Burnt Offerings: ‘the songs you wrote got me through a lot, just want to tell you that’ – bfolds

Ashes.  Lots of ashes and some nostalgic smell of years past lingered in the crisp twilight, as I slowly stepped over the burnt house.  It’s funny how, when something is taken from you, you continue to see what once was there.  “The bedroom,” I can’t help but think, “This is the bedroom.”  Though now, it was merely charcoal, kicking up some black dust with every step I took, and even the tears on my face left a streak through the dirt I had kicked up scouring through this life that had flattened in flame.

The sun was setting, and as the sky painted itself in colors of embers, I could not help but think that the entire world was aflame, and some sick beauty lingered with me.  The black dust had covered my hands, as I had dug into this tattered life.  A picture frame untouched by fire told of happier times.  An old teddy bear who had survived my constant hold as a child had somehow managed to survive even this.  I picked him up, holding him close one more time, and thought about all the years spent among this timber that had been shaped by love and sweat.

I weaved my way into the living room and stared blankly at the fireplace.  The hearth remained and had long stood as my favorite spot to thaw out from chilly winters, snowball fights, and the hours I had spent constructing some igloo that would melt the next day.  The mantle above it, now gone, had held Christmas stockings for Santa’s arrival, two or three white candles, and the family portrait had towered above.  All were gone, though the melted wax served as a reminder that they had been there so recently.  I sat on the mantle, whose stone had never known daylight or the brisk breeze that seemed to find its way straight through my ribcage.

Not all of the memories were good, though.  Voices of the past swerved through my mind, and I heard with them our fights, the yelling and carrying on that had persisted among these walls that were now rubble.

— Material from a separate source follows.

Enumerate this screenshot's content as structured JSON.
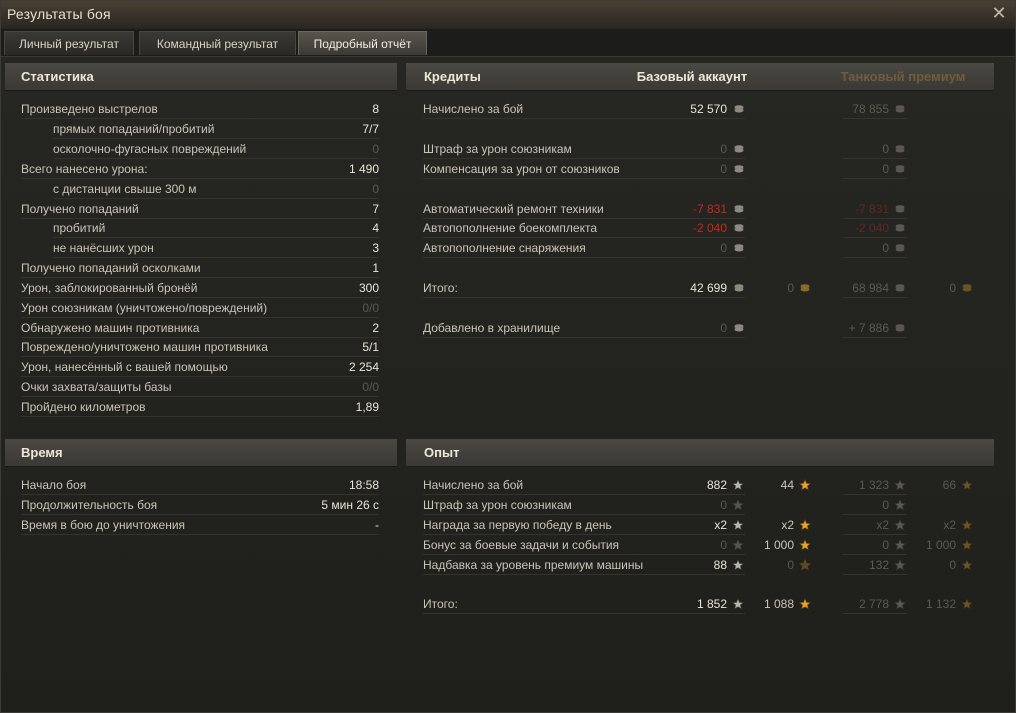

In the midst of such sick beauty, I could not help but find some peace in this terrible end – that, despite its pain, evoked a new beginning.  I wept.  I wept for the past and for the future; for the old house I had loved and everything in it I had hated; for the rubble; for the peace I had needed for so long.  I wept until a voice, much sweeter than those that seemed to engulf my mind, quietly called to me.  I looked up from the hearth and once again was filled with warmth.

Her presence was enough.  She carried herself with radiance and spoke little, nodding and helping me up just to give me that much-needed hug.  She had come ready, wearing gloves to dig through the rubble.  I stood there in awe, stepping back into some pensive arrest.  Sometimes, I look back on my life, and I don’t quite know where it’s been or how it got there.  Standing there looking into those blue eyes across from me, though, I was lost and enchanted in some place I would happily lose myself any day.  The rest of the house around me could have been standing.  It could have never been there to begin with.  No longer were there places I had once been.  This hold she gave took me to places I was ready to go.  I smiled, muttered out some soft thanksgiving, and we sat on the hearth together, teasing and giggling over unimportant things – just the way it should be.